When Ignace restarted in 2015, contractors were in short supply in northwestern Ontario. To help with the shortage Resolute recruited one of its top tier Quebec contractors to relocate to northwestern Ontario late last year. With enough fibre feeding the mill, Ignace was able to add a third shift at the mill in March this year.
“Our biggest challenge here aside from wood is recruitment and retention,” ¬¬says Roxanne Van Tassel, human resource, health and safety co-ordinator for Ignace. “It’s hard to attract new people to come here and then to keep them. And for maintenance they have to be qualified trades people.”
The mill keeps its maintenance team staffed with a combination of apprentices, skilled local trades and fly-in-fly-out tradesmen from Quebec. “It’s a unique situation for the company but an absolute necessity given the regional shortage of skilled millwrights, electricians and process engineers,” Van Tassel says.
Resolute has made important strides in partnering with municipalities, trades schools and First Nations communities nearby to source employees, but that often means a significant investment in developing young, inexperienced people.
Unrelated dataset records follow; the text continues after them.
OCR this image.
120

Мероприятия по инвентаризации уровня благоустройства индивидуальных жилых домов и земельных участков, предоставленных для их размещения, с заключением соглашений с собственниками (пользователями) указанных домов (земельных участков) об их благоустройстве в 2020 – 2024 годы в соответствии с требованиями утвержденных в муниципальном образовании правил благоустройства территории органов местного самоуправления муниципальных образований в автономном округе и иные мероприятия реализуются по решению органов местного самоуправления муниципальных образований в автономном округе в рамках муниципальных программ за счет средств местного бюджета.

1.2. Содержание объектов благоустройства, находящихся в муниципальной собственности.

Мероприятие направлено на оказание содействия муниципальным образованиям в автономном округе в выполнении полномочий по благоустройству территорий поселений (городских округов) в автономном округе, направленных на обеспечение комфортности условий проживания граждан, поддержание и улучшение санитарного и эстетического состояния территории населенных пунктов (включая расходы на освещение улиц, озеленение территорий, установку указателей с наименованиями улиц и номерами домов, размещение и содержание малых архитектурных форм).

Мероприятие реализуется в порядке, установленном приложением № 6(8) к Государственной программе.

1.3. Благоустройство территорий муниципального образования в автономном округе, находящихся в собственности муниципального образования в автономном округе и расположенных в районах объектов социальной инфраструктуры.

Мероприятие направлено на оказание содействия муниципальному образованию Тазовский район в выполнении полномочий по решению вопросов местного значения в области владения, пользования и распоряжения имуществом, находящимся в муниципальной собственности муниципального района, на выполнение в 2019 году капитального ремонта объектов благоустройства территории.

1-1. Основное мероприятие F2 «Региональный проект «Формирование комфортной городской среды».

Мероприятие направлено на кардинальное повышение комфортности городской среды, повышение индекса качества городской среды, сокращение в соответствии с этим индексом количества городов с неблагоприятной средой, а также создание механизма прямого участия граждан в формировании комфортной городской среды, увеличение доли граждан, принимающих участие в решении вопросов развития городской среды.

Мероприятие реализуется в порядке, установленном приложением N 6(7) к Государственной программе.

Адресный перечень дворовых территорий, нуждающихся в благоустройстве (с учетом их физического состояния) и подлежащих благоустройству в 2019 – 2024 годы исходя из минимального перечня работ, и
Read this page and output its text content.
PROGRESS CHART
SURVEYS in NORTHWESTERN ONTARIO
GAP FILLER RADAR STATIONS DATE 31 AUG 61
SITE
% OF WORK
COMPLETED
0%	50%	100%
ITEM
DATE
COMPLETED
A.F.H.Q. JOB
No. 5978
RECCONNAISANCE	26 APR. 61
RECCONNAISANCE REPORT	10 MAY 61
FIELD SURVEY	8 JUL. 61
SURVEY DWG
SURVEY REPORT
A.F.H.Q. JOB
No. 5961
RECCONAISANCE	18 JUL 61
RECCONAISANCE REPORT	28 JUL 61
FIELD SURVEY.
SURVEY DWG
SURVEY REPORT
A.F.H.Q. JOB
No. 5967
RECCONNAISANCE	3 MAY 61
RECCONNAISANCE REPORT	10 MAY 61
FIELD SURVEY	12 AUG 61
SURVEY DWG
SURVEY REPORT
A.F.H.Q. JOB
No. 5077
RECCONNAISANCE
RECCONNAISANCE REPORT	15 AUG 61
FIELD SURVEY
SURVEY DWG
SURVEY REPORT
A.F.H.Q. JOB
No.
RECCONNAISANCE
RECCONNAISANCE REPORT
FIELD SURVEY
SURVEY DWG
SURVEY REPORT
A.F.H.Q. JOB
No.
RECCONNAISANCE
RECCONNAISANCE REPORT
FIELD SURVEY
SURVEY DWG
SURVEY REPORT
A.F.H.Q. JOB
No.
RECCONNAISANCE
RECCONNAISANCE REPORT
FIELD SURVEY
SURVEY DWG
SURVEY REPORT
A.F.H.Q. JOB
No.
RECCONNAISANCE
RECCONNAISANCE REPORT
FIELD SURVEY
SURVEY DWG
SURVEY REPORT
“We need to recognize that we have a very young workforce and that starts with our First Nations and non-Indigenous communities,” Van Tassel says.
Resolute recently participated in a program that will see First Nations apprentices graduate from the Industrial Mechanical Millwright Technician Program at Cambrian College in Sudbury, Ont. These graduates will then be hired at Resolute’s mills, including Ignace. So far three have graduated, and one was hired; the two others are making their way through the process.
“We are initiating another program this fall in partnership with Confederation College and Anishinabek Employment and Training Services in Thunder Bay for 10 new Aboriginal millwright students per year,” Martel says.
As with its mills in Thunder Bay and Atikokan, Ignace fully contracts out its mill yard work to Dallan Forestry, a 100 per cent First Nations-owned partnership between Lac des Mille Lacs First Nation, Nigigoonsiminikaaning First Nation and Dale Levesque, a member of the Fort William First Nation. Another First Nations company, Rainy Lake Logistics – a partnership between Gardewine Group and Boundary Waters Anishinaabeg Development Company – is contracted to haul all residuals and lumber.
For the 63 employees working in Ignace, Resolute’s determination to make its operations a success in northwestern Ontario, in spite of the challenges, has meant a steady job for the past two years. And so far the mill shows no signs of slowing down.